The event was rife with problems: Bands performed hours after they were scheduled (the Who went on at 5 a.m.); an anarchist group tore down the fencing so fans could attend free; two people died (one was run over by a tractor). And there were the near-misses: At one point, the main feeder cable supplying the fest with electricity became worn and exposed. With pools of rain drowning Woodstock, it opened the possibility for “
mass electrocution.” Although the founders managed to avoid a catastrophe, the festival was one spark away from being remembered in a much darker light.
Yet it gained the reputation of being a joyous, blissful experience, a myth that Andy Zax, who produced the upcoming, 38-disc “
Woodstock — Back to the Garden: The Definitive 50th Anniversary Archive,” called a “fairy tale.”

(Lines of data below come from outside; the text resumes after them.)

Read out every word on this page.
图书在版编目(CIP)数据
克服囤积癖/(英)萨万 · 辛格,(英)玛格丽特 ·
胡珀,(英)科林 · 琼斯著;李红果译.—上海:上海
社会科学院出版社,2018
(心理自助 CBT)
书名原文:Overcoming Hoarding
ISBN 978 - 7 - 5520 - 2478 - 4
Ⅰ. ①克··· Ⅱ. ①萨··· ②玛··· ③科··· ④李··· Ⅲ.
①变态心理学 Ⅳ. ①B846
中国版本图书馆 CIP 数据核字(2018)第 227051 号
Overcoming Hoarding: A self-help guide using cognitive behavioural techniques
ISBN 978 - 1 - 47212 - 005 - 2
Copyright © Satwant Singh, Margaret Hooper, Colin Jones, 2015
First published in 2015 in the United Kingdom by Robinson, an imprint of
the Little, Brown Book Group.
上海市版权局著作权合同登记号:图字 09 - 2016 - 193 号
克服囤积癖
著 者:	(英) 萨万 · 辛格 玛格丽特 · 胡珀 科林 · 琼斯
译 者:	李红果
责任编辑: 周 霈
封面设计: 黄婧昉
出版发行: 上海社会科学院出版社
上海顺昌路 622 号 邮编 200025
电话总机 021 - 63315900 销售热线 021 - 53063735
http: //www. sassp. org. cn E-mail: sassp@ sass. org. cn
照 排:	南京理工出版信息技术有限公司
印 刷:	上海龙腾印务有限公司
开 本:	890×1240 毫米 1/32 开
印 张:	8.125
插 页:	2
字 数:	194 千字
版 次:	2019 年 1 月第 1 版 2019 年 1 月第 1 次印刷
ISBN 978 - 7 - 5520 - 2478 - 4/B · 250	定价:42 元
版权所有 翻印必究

That misconception largely comes from Wadleigh’s 1970 documentary, which permanently embedded an idealized version of Woodstock in the cultural consciousness and possibly led to decades’ worth of attempts to re-create it. “Everything we consider to be a real, canonical Woodstock moment … is from the film,” Zax said. “It’s a very constructed version of Woodstock.”

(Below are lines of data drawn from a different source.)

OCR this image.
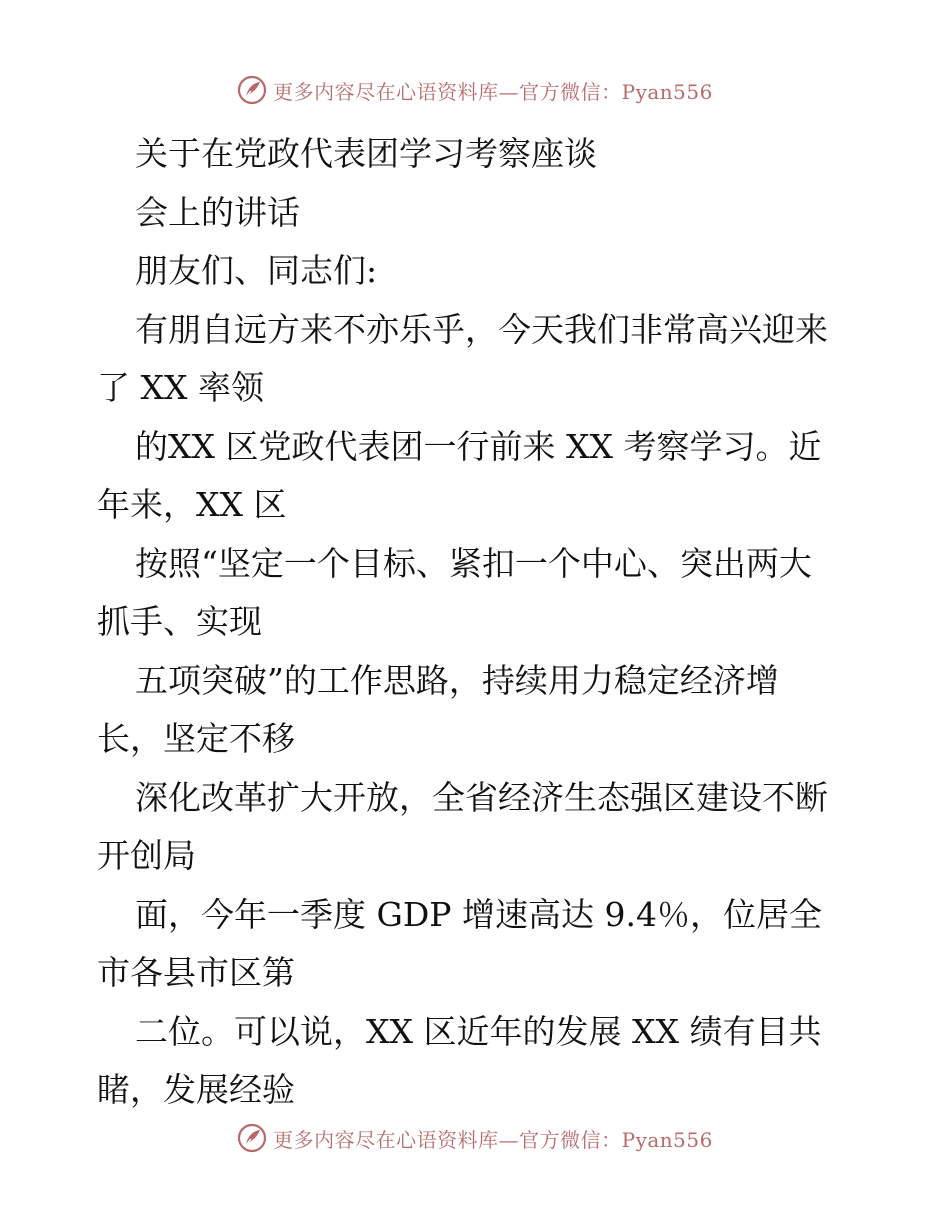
更多内容尽在心语资料库—官方微信：Pyan556
关于在党政代表团学习考察座谈
会上的讲话
朋友们、同志们:
有朋自远方来不亦乐乎，今天我们非常高兴迎来
了 XX 率领
的XX 区党政代表团一行前来 XX 考察学习。近
年来，XX 区
按照“坚定一个目标、紧扣一个中心、突出两大
抓手、实现
五项突破”的工作思路，持续用力稳定经济增
长，坚定不移
深化改革扩大开放，全省经济生态强区建设不断
开创局
面，今年一季度 GDP 增速高达 9.4％，位居全
市各县市区第
二位。可以说，XX 区近年的发展 XX 绩有目共
睹，发展经验
更多内容尽在心语资料库—官方微信：Pyan556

“I don’t think there would be a ’94 or a ’99 without the movie,” Hyden added. “A lot of people felt like because they saw the movie, they felt they were there. … It sold a version of that festival that was only partially true, but people took it as fact.”
Perhaps no anecdote better encapsulates the illusion of ’69 vs. its reality than John Fogerty’s experience. He arrived by helicopter for Creedence Clearwater Revival’s set and remembers seeing the sea of attendees from the air. “It was overwhelming,” Fogerty told The Washington Post, adding that it took his “breath away."

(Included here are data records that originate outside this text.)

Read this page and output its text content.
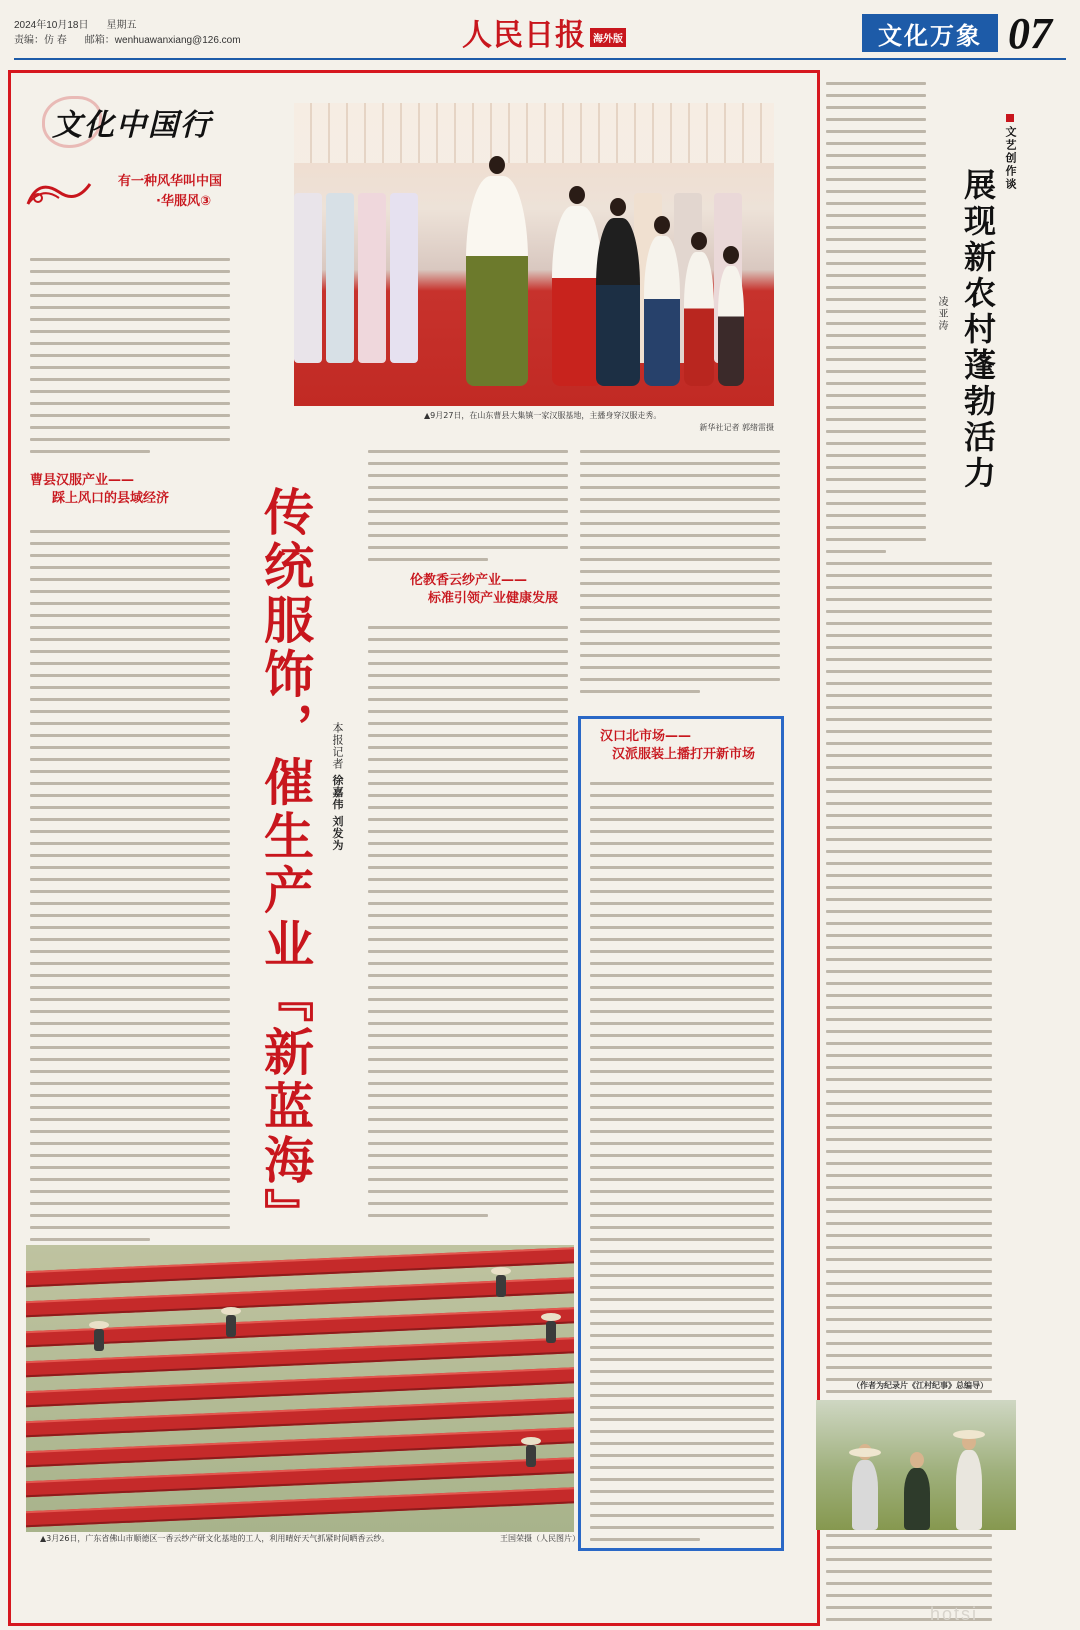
2024年10月18日 星期五
责编：仿 春 邮箱：wenhuawanxiang@126.com	人民日报 海外版	文化万象 07
文化中国行
有一种风华叫中国
·华服风③
▲9月27日，在山东曹县大集镇一家汉服基地，主播身穿汉服走秀。
新华社记者 郭绪雷摄
曹县汉服产业——
踩上风口的县域经济 传统服饰，催生产业『新蓝海』 本报记者 徐嘉伟 刘发为
伦教香云纱产业——
标准引领产业健康发展
汉口北市场——
汉派服装上播打开新市场
▲3月26日，广东省佛山市顺德区一香云纱产研文化基地的工人，利用晴好天气抓紧时间晒香云纱。	王国荣摄（人民图片）
文艺创作谈
展现新农村蓬勃活力
凌亚涛
（作者为纪录片《江村纪事》总编导）
hotsi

Things, though, felt different on the ground. “As soon as the chopper landed, I went and walked out among the people to see what this feels like,” Forgerty said. “I noticed somebody selling water … the idea that somebody was selling water really triggered something in my own mind. I thought, ‘That kind of sucks.’ It seemed so commercial.”
Make no mistake: He and his fellow musicians fondly remembered the festival; Fogerty’s former bandmate Stu Cook called it “one of the high points of my generation.” But it wasn’t just an idyllic, hippie wonderland.
“That festival was declared a disaster area by the government, but that’s been papered over by all this mythology that’s been created over the years,” Hyden said. “There was this idea that if you put together a festival at the last minute with not a great infrastructure and sort of a chaotic environment that you’re actually gonna have a beautiful event. That it’s going to be this generation-defining sort of epoch for people that they’re gonna remember for years after. And at Woodstock ’99, we saw the faultiness of that thinking. If you don’t plan very well, unless you’re extremely lucky, things will go wrong. And that’s what happened.”